All but one of the reboot/spin-off pilots either changed the ethnicity of the original character or added in nonwhite characters like in the straight to series Murphy Brown revival and the L.A Confidential. On ABC, The Greatest American Hero surrounds an Indian family. On CBS, both Magnum PI, and Cagney and Lacey have key roles rewritten.
The CW’s Roswell features a Mexican-American lead character. Charmed has two Latina and one Afro-Latina actress as the sisters.
It seems appropriate that ABC’s Get Christie Love which in 1974 starred the second ever Black woman is part of this year’s reboots. (Diahann Carroll was the first in Julia.) After all Kerry Washington in 2012 was the first woman since then (ABC’s Scandal). This year almost 60 Black women lead pilots including NBC’s Bad Boys and L.A Confidential.
I would be surprised if CBS doesn’t order another reboot. ABC and The CW each have two to order from, with FOX and NBC each having one.
Besides, all the shows could just be about retirement homes.
Family Over All
Okay so only two pilots (Cool Kids, Guess Who Died) have anything to do with retirement homes, but every year there’s a handful of shows with the same theme. Two years ago it was time travel. Last year it was the patriotic military/special ops dramas. This year, there’s not anything too out there even with two shows about clairvoyance/ghost cops.
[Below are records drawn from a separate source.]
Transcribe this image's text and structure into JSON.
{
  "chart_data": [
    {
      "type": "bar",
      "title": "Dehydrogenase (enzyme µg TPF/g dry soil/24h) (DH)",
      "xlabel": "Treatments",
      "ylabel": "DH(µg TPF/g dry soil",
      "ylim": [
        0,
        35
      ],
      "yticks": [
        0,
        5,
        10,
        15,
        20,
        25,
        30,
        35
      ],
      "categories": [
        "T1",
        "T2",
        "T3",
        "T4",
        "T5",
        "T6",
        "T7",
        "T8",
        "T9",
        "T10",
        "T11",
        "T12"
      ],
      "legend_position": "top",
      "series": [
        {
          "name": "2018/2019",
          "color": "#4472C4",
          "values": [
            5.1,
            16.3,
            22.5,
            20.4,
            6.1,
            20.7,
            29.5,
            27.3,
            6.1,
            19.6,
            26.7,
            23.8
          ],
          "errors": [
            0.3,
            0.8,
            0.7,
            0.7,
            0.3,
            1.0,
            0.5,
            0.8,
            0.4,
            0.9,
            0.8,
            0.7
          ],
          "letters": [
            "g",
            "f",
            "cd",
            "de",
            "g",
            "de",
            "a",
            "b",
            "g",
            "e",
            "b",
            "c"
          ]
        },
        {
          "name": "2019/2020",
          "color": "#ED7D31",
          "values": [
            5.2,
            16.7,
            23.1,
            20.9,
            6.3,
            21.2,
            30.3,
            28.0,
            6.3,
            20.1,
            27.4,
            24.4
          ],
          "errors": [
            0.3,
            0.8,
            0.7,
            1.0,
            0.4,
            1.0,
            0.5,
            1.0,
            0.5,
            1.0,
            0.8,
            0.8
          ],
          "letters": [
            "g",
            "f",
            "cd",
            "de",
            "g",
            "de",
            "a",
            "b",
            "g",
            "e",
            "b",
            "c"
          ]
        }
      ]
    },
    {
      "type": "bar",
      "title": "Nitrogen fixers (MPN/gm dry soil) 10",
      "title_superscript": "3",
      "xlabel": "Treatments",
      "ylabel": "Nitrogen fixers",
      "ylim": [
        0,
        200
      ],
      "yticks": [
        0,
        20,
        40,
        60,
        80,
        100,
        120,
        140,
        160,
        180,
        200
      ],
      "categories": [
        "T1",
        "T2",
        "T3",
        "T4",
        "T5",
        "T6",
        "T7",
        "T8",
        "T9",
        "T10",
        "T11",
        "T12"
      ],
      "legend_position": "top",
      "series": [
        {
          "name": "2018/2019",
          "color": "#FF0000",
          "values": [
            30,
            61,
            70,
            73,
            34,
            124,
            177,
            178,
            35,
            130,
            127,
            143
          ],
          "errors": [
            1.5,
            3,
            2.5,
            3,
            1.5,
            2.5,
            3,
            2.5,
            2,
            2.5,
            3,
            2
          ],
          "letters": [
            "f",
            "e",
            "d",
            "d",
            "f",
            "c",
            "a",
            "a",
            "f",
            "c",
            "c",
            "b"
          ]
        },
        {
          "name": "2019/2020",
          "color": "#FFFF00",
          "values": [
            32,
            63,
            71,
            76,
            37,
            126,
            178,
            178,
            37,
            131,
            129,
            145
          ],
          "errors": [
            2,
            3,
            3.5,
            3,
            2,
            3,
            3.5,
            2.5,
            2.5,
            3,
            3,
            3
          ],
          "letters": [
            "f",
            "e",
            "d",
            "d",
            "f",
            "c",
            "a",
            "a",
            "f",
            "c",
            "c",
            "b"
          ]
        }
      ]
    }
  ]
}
In fact, this year has a large chunk of shows dedicated to family (biological and found) and friends. By my count, 30 of the pilots are specifically about families or friend groups who become family dealing with life’s shenanigans. Three are just about raising kids with multiple sets of parents/adults.
Surprisingly there’s only one medical drama, Bellevue on offer.
Throw in one involving magic, one on vampires, and the usual workplace comedies and you’ve got 2018’s pilots. Well including Broadcast TV’s bread and butter, of course.
Bread and Butter
That’s the 17 police procedural and 9 law enforcement related pilots. ABC had 9, CBS had 8, and the other networks had 3 each! All but one have LOC. 17 of the shows have 50%+ LOC.
While I’m incredibly excited that networks (especially CBS) ordered stories with characters of all backgrounds, inclusively led cop shows is not necessarily progressive. Representation is not revolutionary. Representation is required! Are there stories to tell about nonwhite cops and law enforcement? Yes. Is that what all of these shows are actually planning to do? Obviously the jury is out until the shows air. But police propaganda of any level goes back to Dragnet and it’s never going away.
It’s important we see ourselves in our media. It’s even more important we interrogate how we’re represented and why.
I think plenty of executive producers and writers want to write stories based on their lives and that is incredibly necessary. However, a lot of it goes back to how the TV audience (specifically the Nielsen homes) are the networks’ product to advertisers. Broadcast network ratings have dropped every year 10-15% even as the TV ad model continues to shrink. Ad sales account for just 43% of CBS’ revenue!
New Inclusive Look of TV
Going into the Upfront presentations with so many inclusively led shows is heartening, however; and I hope that this year’s percentage of shows picked up with said leads will be the highest we’ve seen yet. From there, I want the shows to actually resonate with the viewers and tell some important and entertaining stories.
In general I’m super pleased by how many shows star nonwhite ladies! Personally it’s amazing to see so many Desi people starring as leads and all the women from various backgrounds who are leading shows. It’s beyond time for TV to look more like we all do.
It’s also time for shows to be written by people who look like all of us. Especially when we know that network TV has some of the worst numbers and outcomes for inclusive writers’ rooms.
Okay swing by this link to all the pilots and their descriptions and tell me what you want to see trailers for in May!
*I expect all my numbers to fluctuate when series orders occur because casts generally shift and might change even right before the Upfront presentations occur.